In the article, “Embodying Immortality: Angels in America’s Rural Garden Cemeteries, 1850—1900”, pages 56 – 111, 2007 edition of Markers, XXIV, written by Elisabeth Roark, she categorized the eight most commonly found types of graveyard angels—which included recording angels.
The recording angels depicted here are shown with wings. Winged figures in a cemetery are instantly recognize as an angel–a messenger of God. However, Christian art did not depict angels with wings until the fourth century. Before then, angels were represented in several different forms–sometimes in human form, but also represented as a dove, or even just as a hand reaching down to Earth from the Heavens. Beginning with the reign of Constantine, angels began being depicted with wings, as we commonly portray them today. “Based on the winged Greco-Roman Nike or Victory, their form thus embodied Christianity’s promised triumph over death.

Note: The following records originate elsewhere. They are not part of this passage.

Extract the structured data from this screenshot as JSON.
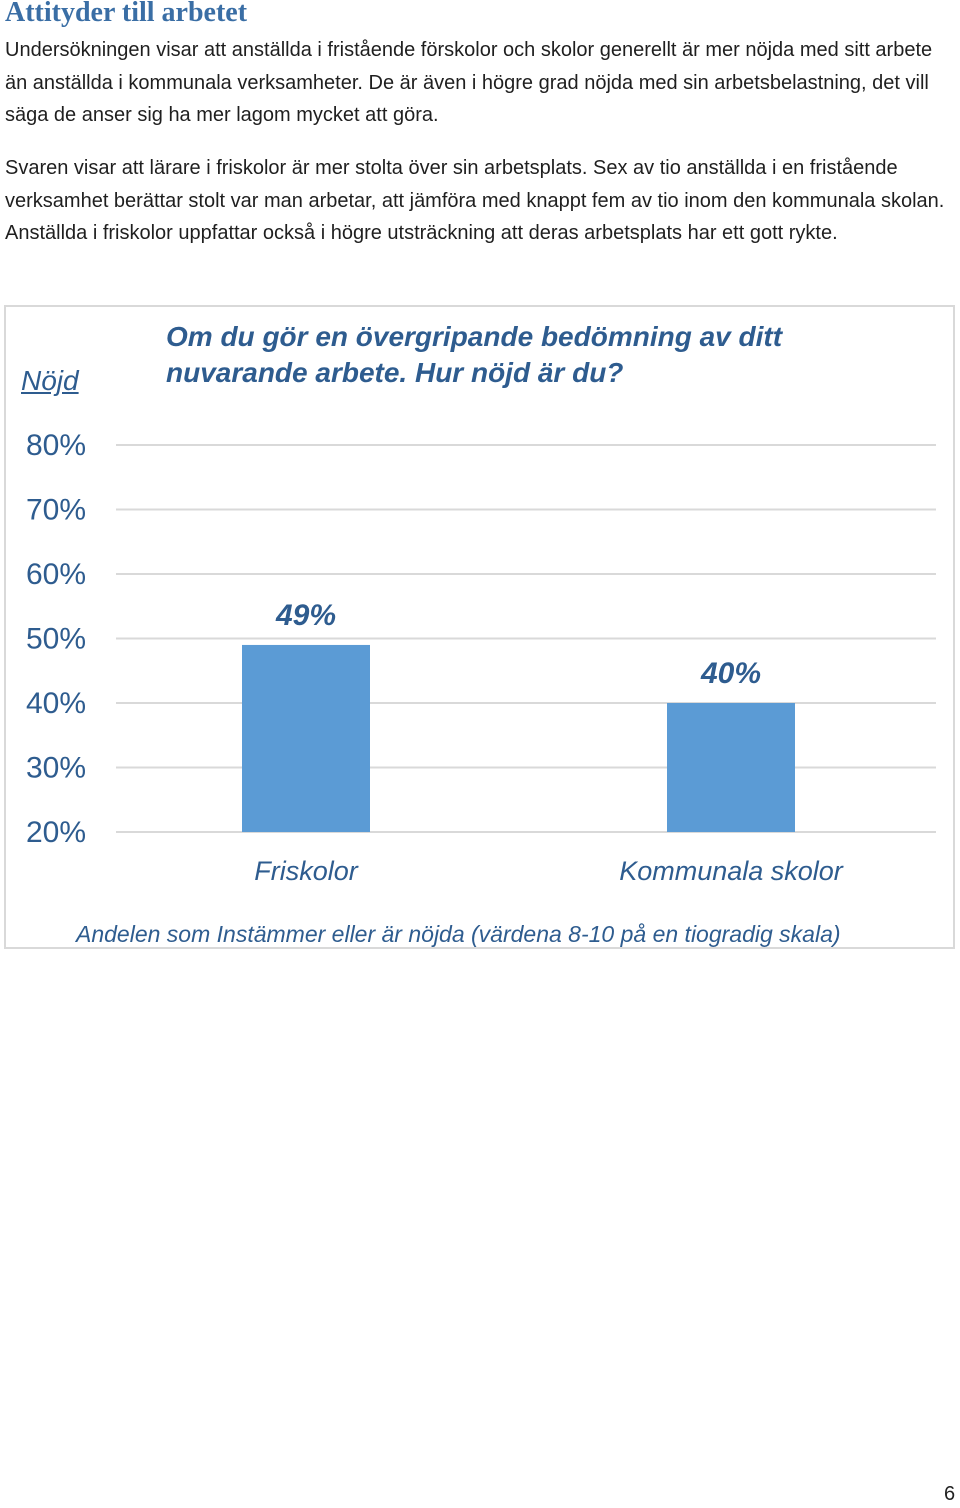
{
  "document": {
    "heading": "Attityder till arbetet",
    "paragraphs": [
      "Undersökningen visar att anställda i fristående förskolor och skolor generellt är mer nöjda med sitt arbete än anställda i kommunala verksamheter. De är även i högre grad nöjda med sin arbetsbelastning, det vill säga de anser sig ha mer lagom mycket att göra.",
      "Svaren visar att lärare i friskolor är mer stolta över sin arbetsplats. Sex av tio anställda i en fristående verksamhet berättar stolt var man arbetar, att jämföra med knappt fem av tio inom den kommunala skolan. Anställda i friskolor uppfattar också i högre utsträckning att deras arbetsplats har ett gott rykte."
    ],
    "page_number": "6"
  },
  "chart_data": {
    "type": "bar",
    "title": "Om du gör en övergripande bedömning av ditt nuvarande arbete. Hur nöjd är du?",
    "ylabel": "Nöjd",
    "xlabel": "Andelen som Instämmer eller är nöjda (värdena 8-10 på en tiogradig skala)",
    "categories": [
      "Friskolor",
      "Kommunala skolor"
    ],
    "values": [
      49,
      40
    ],
    "value_labels": [
      "49%",
      "40%"
    ],
    "ylim": [
      20,
      80
    ],
    "yticks": [
      80,
      70,
      60,
      50,
      40,
      30,
      20
    ],
    "ytick_labels": [
      "80%",
      "70%",
      "60%",
      "50%",
      "40%",
      "30%",
      "20%"
    ],
    "grid": true,
    "bar_color": "#5b9bd5",
    "grid_color": "#d9d9d9",
    "text_color": "#2e5c8f"
  }
}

Medieval and Renaissance tombs often featured angels that attended images of the deceased.”
This recording angel, carved out of white marble, has an open book resting on his knee and a quill in his hand. The angel is youthful, dressed in a short, knee-length tunic. These depictions are reminiscent of “boyish winged figures that appeared on ancient Roman sarcophagi and are considered another possible source for Christian angels.”
The angel is clearly poised to write in the book. Here the angel is registering the name of the deceased into the Book of Life. In Judaism and Christianity, the names of the righteous were recorded in the Book of Life; they were assured entry into Heaven.
The Book is referenced many times in the Bible (King James Version), including Revelation, Chapter 20,
Verse 12: “And I saw the dead, small and great, stand before God: and the books were opened: and another book was opened, which is the book of life: and the dead were judged out of those things which were written in the books, according to their works.”
Verse 13: “And the sea gave up the dead which were in it; and death and hell delivered up the dead which were in them: and they were judged every man according to their works.”
Verse 14: “And death and hell were cast into the lake of fire. This is the second death.”
Verse 15: “And whosoever was not found written in the book of life was cast into the lake of fire.”
Not all of the recording angels are depicted writing names into books. The angel in the bas-relief from the Cave Hill Cemetery at Louisville, Kentucky, is writing the name onto a shield.
And in some cases, the recording angel is depicted as a cherub.